Ahora bien, la experiencia de mayores sobredosis documentada aproximadamente desde 2019 (Goodman-Meza et al., 2022) ha modificado las prácticas de consumo. Las participantes se saben vulnerables ante la situación, por lo que prevén algunas estrategias de cuidado con sus pares, como relata Lorena:

Nunca me curo sola, yo antes prefería hablarle a alguien, [compartir] unas rayas [con su par] que curarme sola, porque […] si no eran tecatos [si no se inyectaban] pues [les decía] “si me doblo, nomás no me dejes morir, si no sabes háblale a la policía, a la ambulancia, pero no me dejes morir” (Lorena, 59 años, comunicación personal, 5 de marzo de 2023).

En su relato, la entrevistada sabe de antemano que la presencia de fentanilo ha modificado la tolerancia de su cuerpo a las sustancias. La recomendación de no consumir a solas para evitar sobredosis también forma parte de las intervenciones de reducción de daños en las cuales se explican los riesgos del uso de fentanilo. La entrevistada demuestra que ha adoptado esta medida para disminuir el riesgo de doblarse.

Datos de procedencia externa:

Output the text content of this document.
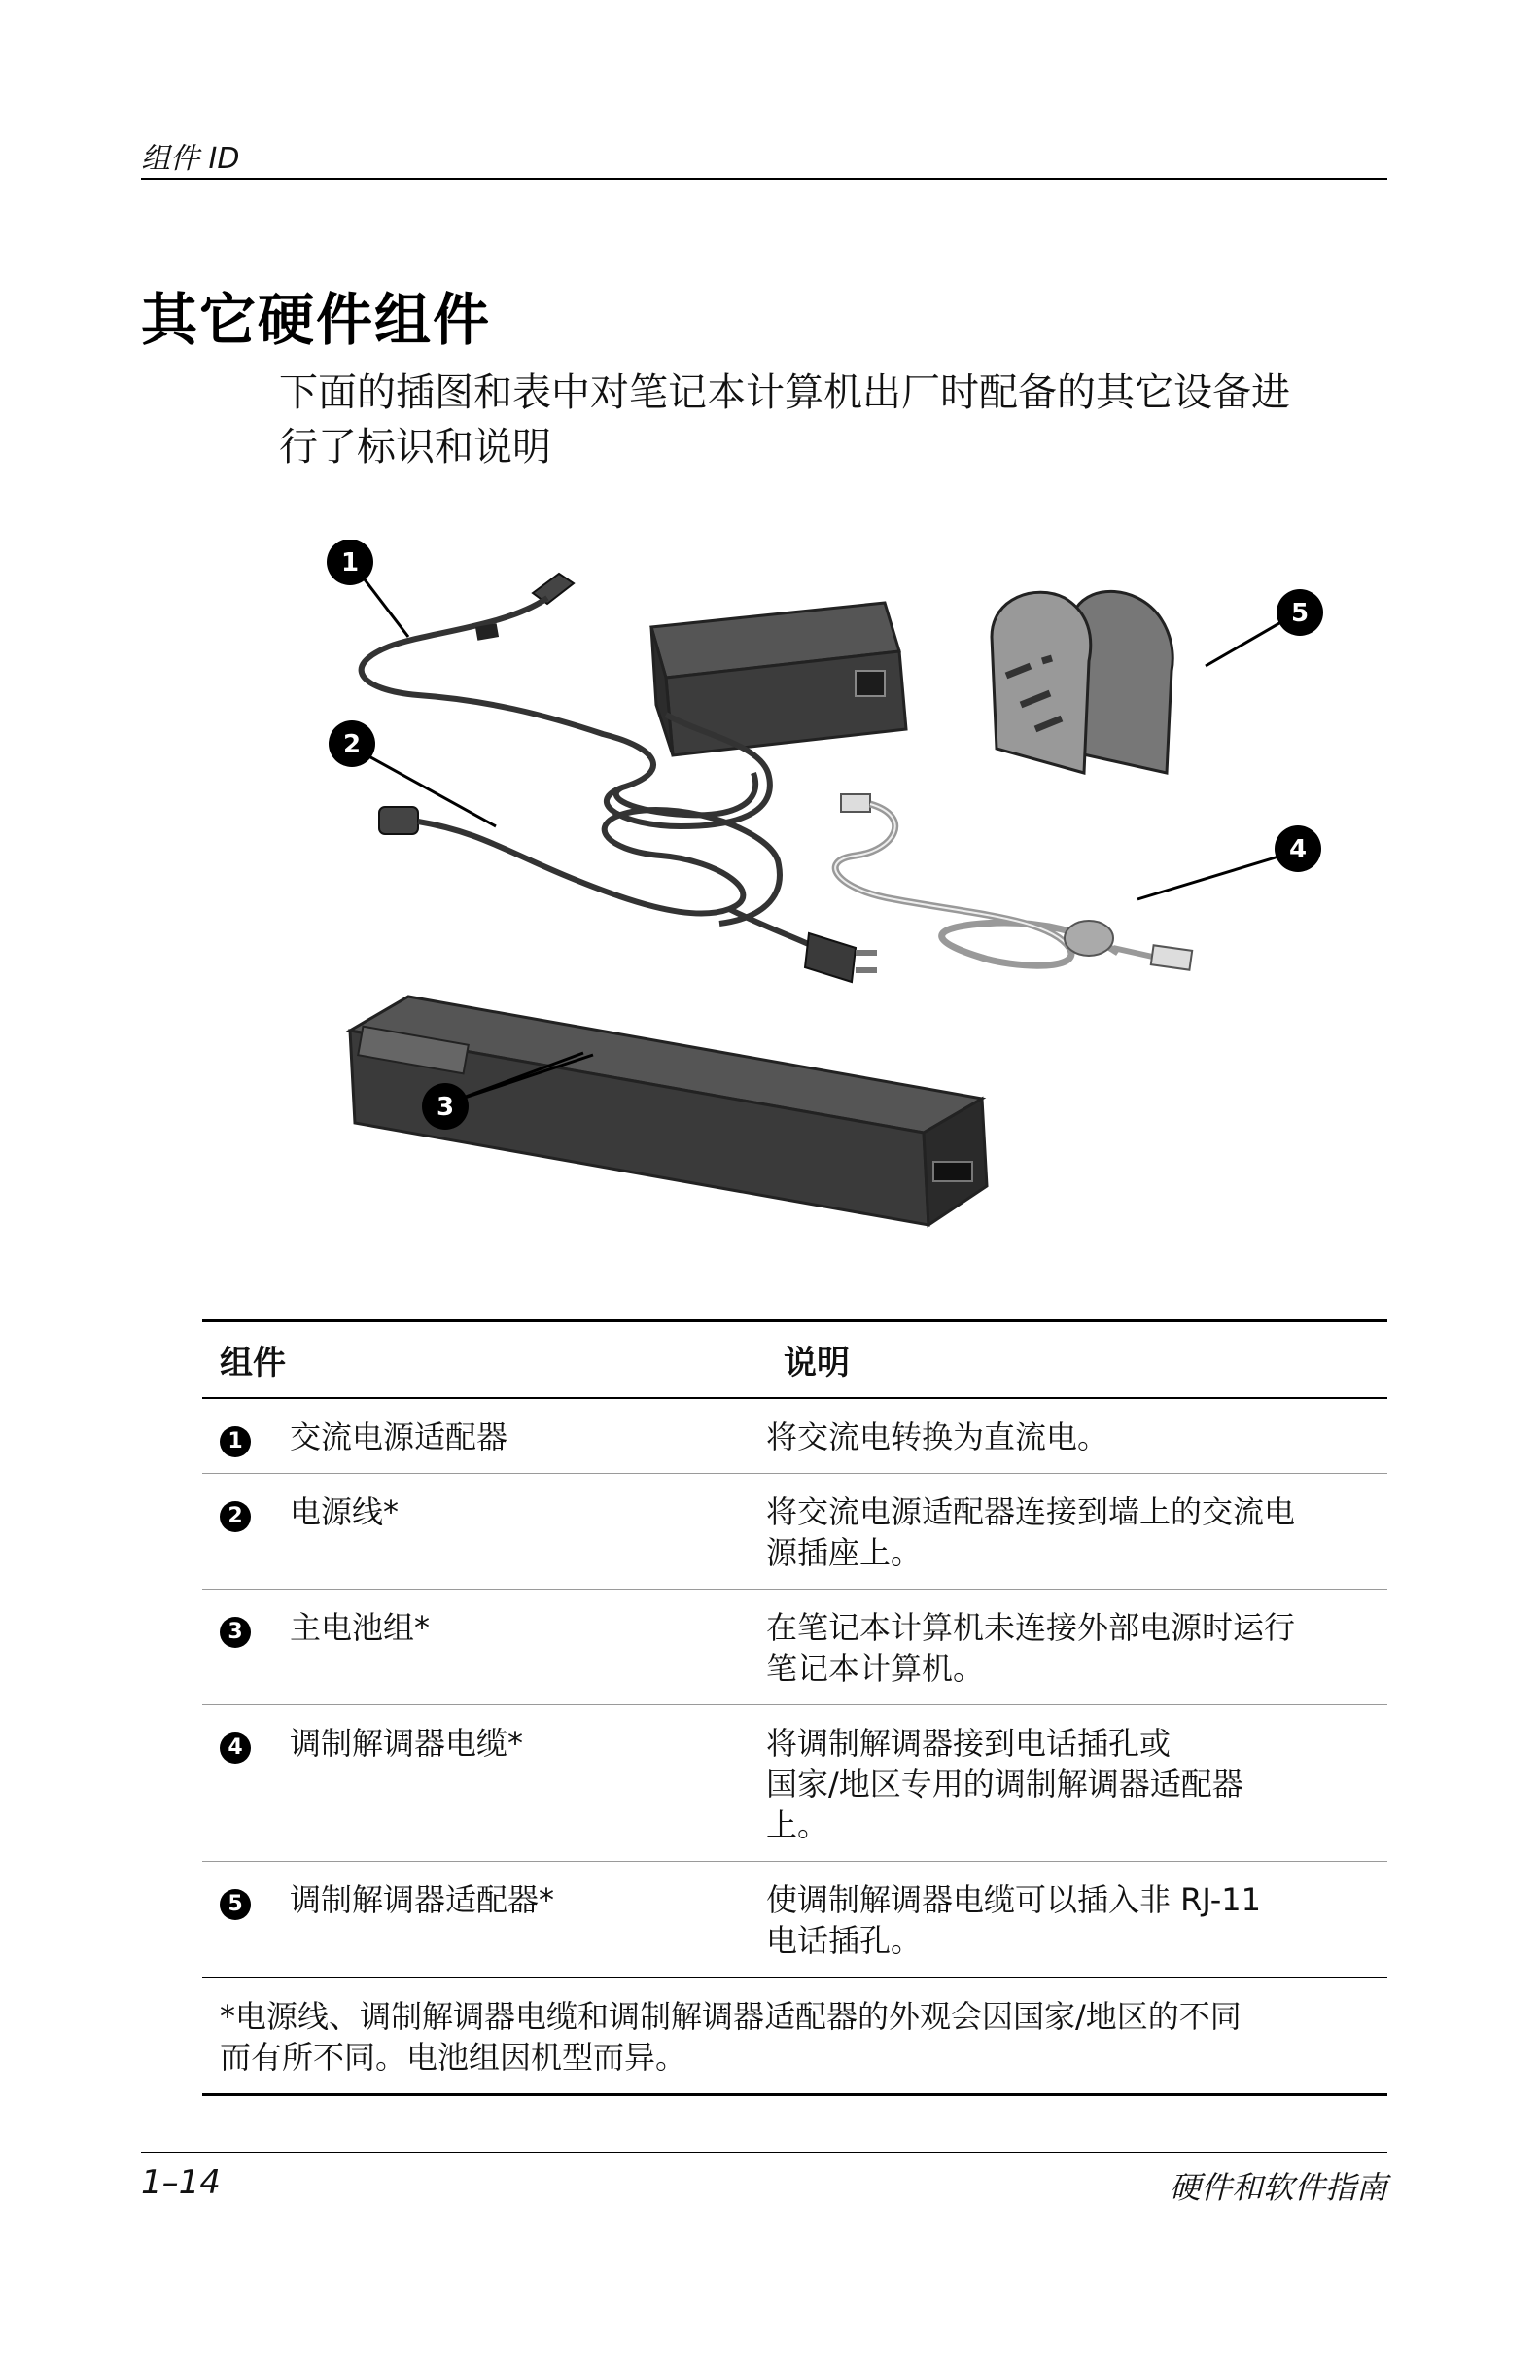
组件 ID
其它硬件组件
下面的插图和表中对笔记本计算机出厂时配备的其它设备进
行了标识和说明
1
2
3
4
5
组件		说明
1	交流电源适配器	将交流电转换为直流电。

2	电源线*	将交流电源适配器连接到墙上的交流电
源插座上。

3	主电池组*	在笔记本计算机未连接外部电源时运行
笔记本计算机。

4	调制解调器电缆*	将调制解调器接到电话插孔或
国家/地区专用的调制解调器适配器
上。

5	调制解调器适配器*	使调制解调器电缆可以插入非 RJ-11
电话插孔。

*电源线、调制解调器电缆和调制解调器适配器的外观会因国家/地区的不同
而有所不同。电池组因机型而异。		
1–14	硬件和软件指南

Menéndez (2003) explica que diversos procesos sociales, económicos e ideológicos impulsan determinadas formas de autoatención y están condicionados por el acceso a los insumos que requieren para el cuidado y las redes sociales con las que cuentan. En este caso, los grupos de apoyo de las usuarias se componen principalmente de sus pares, quienes viven en condiciones similares pero no son usuarios de drogas inyectables, como narra una de las entrevistadas, quien habita en un terreno baldío junto con otros usuarios: “Nos echamos la mano unos a otros… si es ahí para la comida, nos echamos la mano en lo que podamos ahí, entre todos” (Laura, 60 años, comunicación personal, 3 de marzo de 2023).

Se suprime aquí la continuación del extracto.